Coricelli inaugure sa nouvelle usine à Spoleto

Un investissement de plus de 13 millions d'euros au service de l'innovation, du développement durable et de l'avenir de la filière oléicole italienne.

La nouvelle usine de production de Pietro Coricelli a été inaugurée vendredi 3 juillet. Cet investissement stratégique marque une nouvelle phase de croissance pour cette entreprise historique de production d’huile d’olive ombrienne et confirme son engagement en faveur de l’innovation, de la durabilité et du développement dans le secteur de l’huile d’olive extra vierge. Cette journée a réuni des institutions, des représentants du monde agricole et des entreprises lors d’un moment d’échange consacré à l’avenir de la filière agroalimentaire italienne.

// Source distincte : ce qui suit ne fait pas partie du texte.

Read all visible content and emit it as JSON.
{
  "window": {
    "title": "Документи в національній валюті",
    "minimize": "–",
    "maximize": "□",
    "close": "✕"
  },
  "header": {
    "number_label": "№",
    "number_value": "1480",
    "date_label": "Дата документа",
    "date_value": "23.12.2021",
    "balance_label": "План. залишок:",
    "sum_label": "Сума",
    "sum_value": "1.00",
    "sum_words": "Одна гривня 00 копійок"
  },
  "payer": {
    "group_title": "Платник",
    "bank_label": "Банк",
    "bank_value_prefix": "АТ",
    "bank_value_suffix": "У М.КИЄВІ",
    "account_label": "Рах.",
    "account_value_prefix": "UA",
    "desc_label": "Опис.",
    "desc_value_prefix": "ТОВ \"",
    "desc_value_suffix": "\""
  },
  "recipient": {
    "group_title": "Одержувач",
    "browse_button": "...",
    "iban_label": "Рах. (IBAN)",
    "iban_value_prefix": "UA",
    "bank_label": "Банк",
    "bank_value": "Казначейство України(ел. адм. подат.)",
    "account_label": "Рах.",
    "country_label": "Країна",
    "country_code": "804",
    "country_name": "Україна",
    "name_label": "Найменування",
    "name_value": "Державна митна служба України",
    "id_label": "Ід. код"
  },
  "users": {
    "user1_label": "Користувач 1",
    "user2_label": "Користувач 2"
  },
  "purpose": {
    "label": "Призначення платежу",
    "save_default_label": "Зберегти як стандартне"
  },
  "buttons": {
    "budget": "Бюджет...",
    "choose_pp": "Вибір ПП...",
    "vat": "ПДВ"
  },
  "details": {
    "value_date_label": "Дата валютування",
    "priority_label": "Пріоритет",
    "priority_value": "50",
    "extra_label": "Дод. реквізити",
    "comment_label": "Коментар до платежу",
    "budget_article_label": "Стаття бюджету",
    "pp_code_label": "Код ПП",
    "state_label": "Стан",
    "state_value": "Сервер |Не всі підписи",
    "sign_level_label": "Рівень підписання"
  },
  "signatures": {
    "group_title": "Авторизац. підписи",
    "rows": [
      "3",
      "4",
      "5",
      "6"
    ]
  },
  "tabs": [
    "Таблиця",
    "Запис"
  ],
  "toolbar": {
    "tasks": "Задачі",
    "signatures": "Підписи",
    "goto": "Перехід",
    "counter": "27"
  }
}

C’est Chiara Coricelli, présidente et directrice générale de Pietro Coricelli, qui a accueilli les invités. L’inauguration s’est déroulée en présence du sénateur Patrizio Giacomo La Pietra, sous-secrétaire d’État au ministère de l’Agriculture, de la Souveraineté alimentaire et des Forêts ; de Luigi Scordamaglia, directeur général de Filiera Italia; Salvatore Caiata, député de la République et président de la délégation italienne auprès de l’Assemblée parlementaire de l’Initiative centre-européenne. Des représentants des institutions régionales et municipales ont également pris part à cette journée, confirmant ainsi l’intérêt que porte le territoire au parcours de croissance de l’entreprise.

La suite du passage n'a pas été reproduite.